Tuesday, February 28, 2012

Americans Owe Less on Their Credit Cards

Consumer debt has declined 11 percent since its peak in October 2008.

Nearly 60 percent of the top 100 metropolitan statistical areas hardest hit by credit card debt realized double-digit declines in the percentage of income owed to credit card companies, according to a new Equifax report.

The cities with the most sizable reductions are clustered in four states across the country: Florida, Louisiana, Washington and California. According to the report, Florida tops the list as the state with the most cities—five—realizing the largest declines.
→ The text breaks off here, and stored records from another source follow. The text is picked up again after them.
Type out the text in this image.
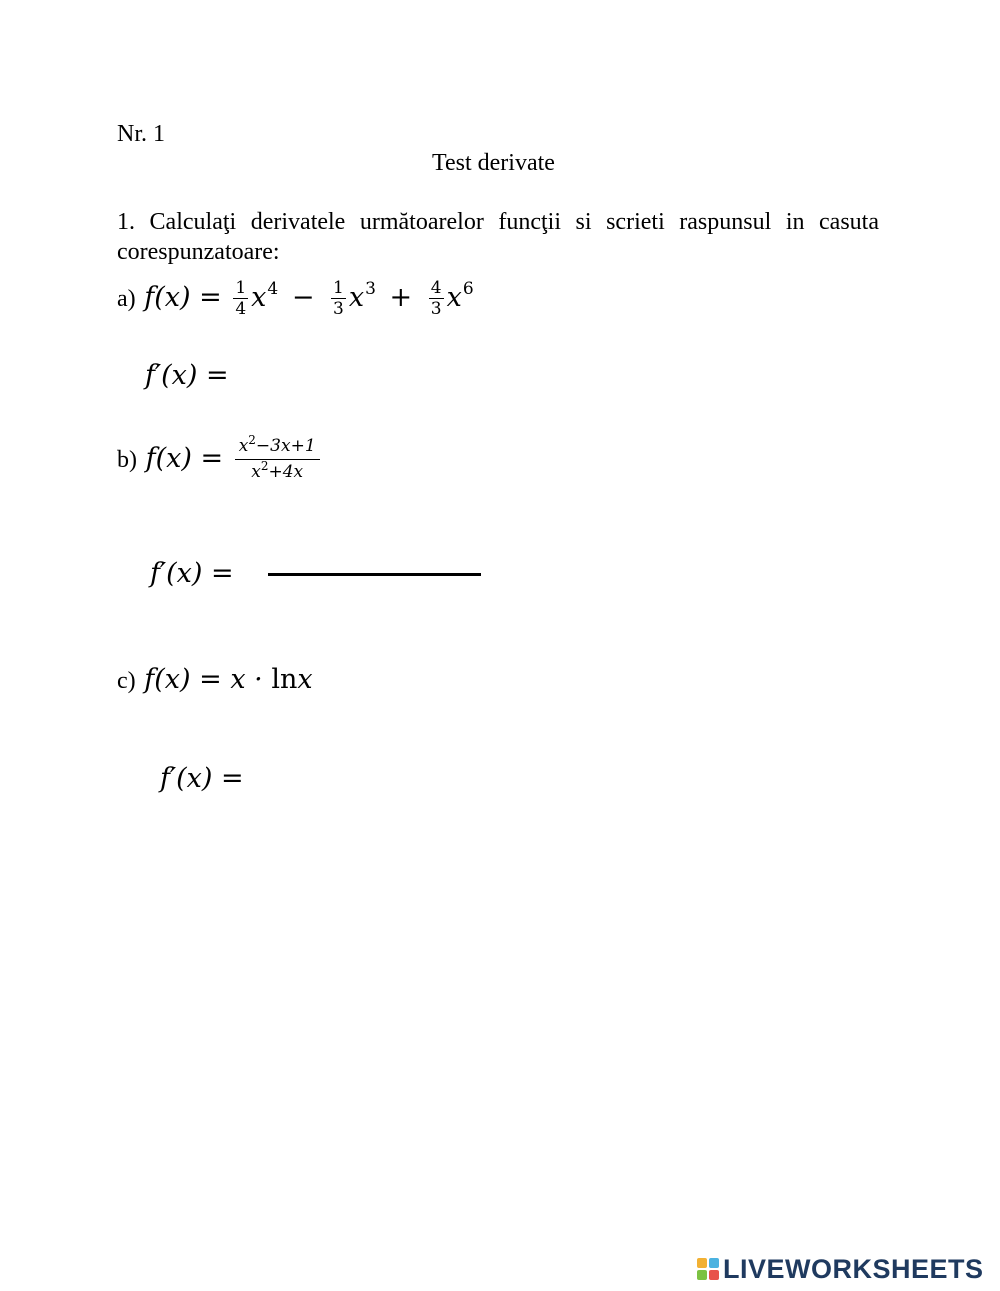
Nr. 1
Test derivate
1. Calculaţi derivatele următoarelor funcţii si scrieti raspunsul in casuta corespunzatoare:
a) $f(x) = \frac{1}{4} x^4 - \frac{1}{3} x^3 + \frac{4}{3} x^6$
f′(x) =
b) $f(x) = \frac{x^2-3x+1}{x^2+4x}$
f′(x) =
c) f(x) = x · lnx
f′(x) =
LIVEWORKSHEETS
Comparing percentage of income owed to credit card companies between the fourth quarter of 2010 and the fourth quarter of 2011, the following MSAs realized the largest year-over-year declines for the country.
  • Port St. Lucie, Fla.—23.59 percent
  • Ocala, Fla.—20.97 percent
  • Bremerton-Silverdale, Wash.—20.62 percent
  • Shreveport-Bossier City. La.—20.10 percent
  • Bakersfield-Delano, Calif.—19.05 percent
  • Northport-Bradenton-Sarasota, Fla.—18.44 percent
  • Tampa-St. Petersburg-Clearwater, Fla.—18.43 percent
  • Lakeland-Winter Haven, Fla.—18.32 percent
  • Salinas, Calif.—17.85 percent
The reduction in U.S. consumer credit card debt began a steady decline in the fourth quarter of 2010 that continued through the end of 2011, as consumers remained cautious of their spending and focused on deleveraging debt. According to Equifax’s analysis, consumers owed up to 17 percent of their income to credit card companies in 2010.
Equifax reports that while total consumer debt (mortgage, auto, credit card, etc.) has declined nearly 11 percent from its peak of $12.4 trillion in October of 2008, American households still owe more than $800 billion in debt to credit card companies alone—irrespective of other debts such as mortgages or student loans.